L’important, c’est tout de même de faire ce qui vous passionne dans l’existence, davantage que l’image que votre situation peut donner à l’extérieur. Pour autant, je n’ai pas eu l’impression d’une rupture. Je pense en effet continuer aujourd’hui une démarche scientifique avec tout d’abord trente ans de recherche intérieure, puis en collaborant avec des neuroscientifiques afin de mieux comprendre la manière dont fonctionne notre cerveau, nos émotions, les mécanismes du bonheur et de la souffrance.
Votre mère, la peintre Yahne Le Toumelin, est aussi devenue nonne bouddhiste… Entre votre père, philosophe et académicien, et votre mère, une femme étonnante et charismatique, quelle famille !
Ma mère, une femme, c’est vrai, tout à fait étonnante, est venue en Inde, à Darjeeling, dans la période où j’étais encore à Pasteur. Nous n’étions donc pas tout le temps ensemble. Elle a fait son propre chemin d’initiation au bouddhisme et notamment en France, au Centre de Chanteloube, en Dordogne. C’est là qu’elle a effectué sa retraite de trois ans.
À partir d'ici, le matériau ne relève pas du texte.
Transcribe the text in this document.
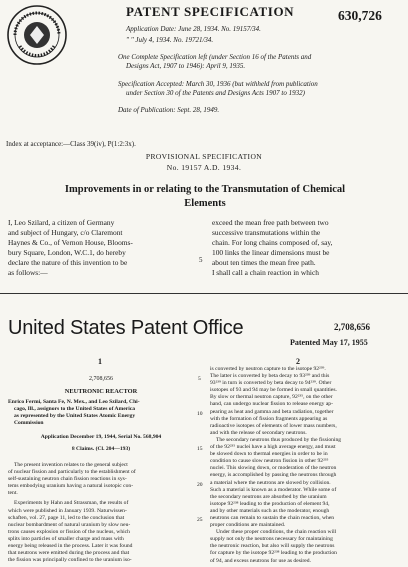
PATENT SPECIFICATION	630,726
Application Date: June 28, 1934. No. 19157/34.
" " July 4, 1934. No. 19721/34.
One Complete Specification left (under Section 16 of the Patents and
Designs Act, 1907 to 1946): April 9, 1935.
Specification Accepted: March 30, 1936 (but withheld from publication
under Section 30 of the Patents and Designs Acts 1907 to 1932)
Date of Publication: Sept. 28, 1949.
Index at acceptance:—Class 39(iv), P(1:2:3x).
PROVISIONAL SPECIFICATION
No. 19157 A.D. 1934.
Improvements in or relating to the Transmutation of Chemical
Elements
I, Leo Szilard, a citizen of Germany
and subject of Hungary, c/o Claremont
Haynes & Co., of Vernon House, Blooms-
bury Square, London, W.C.1, do hereby
declare the nature of this invention to be
as follows:—
5
exceed the mean free path between two
successive transmutations within the
chain. For long chains composed of, say,
100 links the linear dimensions must be
about ten times the mean free path.
I shall call a chain reaction in which
United States Patent Office	2,708,656
Patented May 17, 1955
1	2
2,708,656
NEUTRONIC REACTOR
Enrico Fermi, Santa Fe, N. Mex., and Leo Szilard, Chi-
cago, Ill., assignors to the United States of America
as represented by the United States Atomic Energy
Commission
Application December 19, 1944, Serial No. 568,904
8 Claims. (Cl. 204—193)
The present invention relates to the general subject
of nuclear fission and particularly to the establishment of
self-sustaining neutron chain fission reactions in sys-
tems embodying uranium having a natural isotopic con-
tent.
Experiments by Hahn and Strassman, the results of
which were published in January 1939. Naturwissen-
schaften, vol. 27, page 11, led to the conclusion that
nuclear bombardment of natural uranium by slow neu-
trons causes explosion or fission of the nucleus, which
splits into particles of smaller charge and mass with
energy being released in the process. Later it was found
that neutrons were emitted during the process and that
the fission was principally confined to the uranium iso-
5
10
15
20
25
is converted by neutron capture to the isotope 92²³⁹.
The latter is converted by beta decay to 93²³⁹ and this
93²³⁹ in turn is converted by beta decay to 94²³⁹. Other
isotopes of 93 and 94 may be formed in small quantities.
By slow or thermal neutron capture, 92²³⁵, on the other
hand, can undergo nuclear fission to release energy ap-
pearing as heat and gamma and beta radiation, together
with the formation of fission fragments appearing as
radioactive isotopes of elements of lower mass numbers,
and with the release of secondary neutrons.
The secondary neutrons thus produced by the fissioning
of the 92²³⁵ nuclei have a high average energy, and must
be slowed down to thermal energies in order to be in
condition to cause slow neutron fission in other 92²³⁵
nuclei. This slowing down, or moderation of the neutron
energy, is accomplished by passing the neutrons through
a material where the neutrons are slowed by collision.
Such a material is known as a moderator. While some of
the secondary neutrons are absorbed by the uranium
isotope 92²³⁸ leading to the production of element 94,
and by other materials such as the moderator, enough
neutrons can remain to sustain the chain reaction, when
proper conditions are maintained.
Under these proper conditions, the chain reaction will
supply not only the neutrons necessary for maintaining
the neutronic reaction, but also will supply the neutrons
for capture by the isotope 92²³⁸ leading to the production
of 94, and excess neutrons for use as desired.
En revanche, votre père a eu davantage de mal à accepter votre décision de mettre un terme à votre carrière de scientifique pour embrasser le bouddhisme…
En effet, au départ il a été catastrophé de me voir partir, car il pensait que je gâchais ma carrière. Il ne comprenait pas ce choix. Mais il a eu la grandeur d’âme de ne pas faire de drame. Il est venu me voir quelques années plus tard. Rassuré et même heureux de constater que je me réalisais. Plus tard, en 1997, vingt-cinq ans après mon départ, nous avons écrit ce livre de dialogues au Népal Le Moine et le philosophe, dans lequel nous abordons toutes ces questions, le bouddhisme, la spiritualité, la science…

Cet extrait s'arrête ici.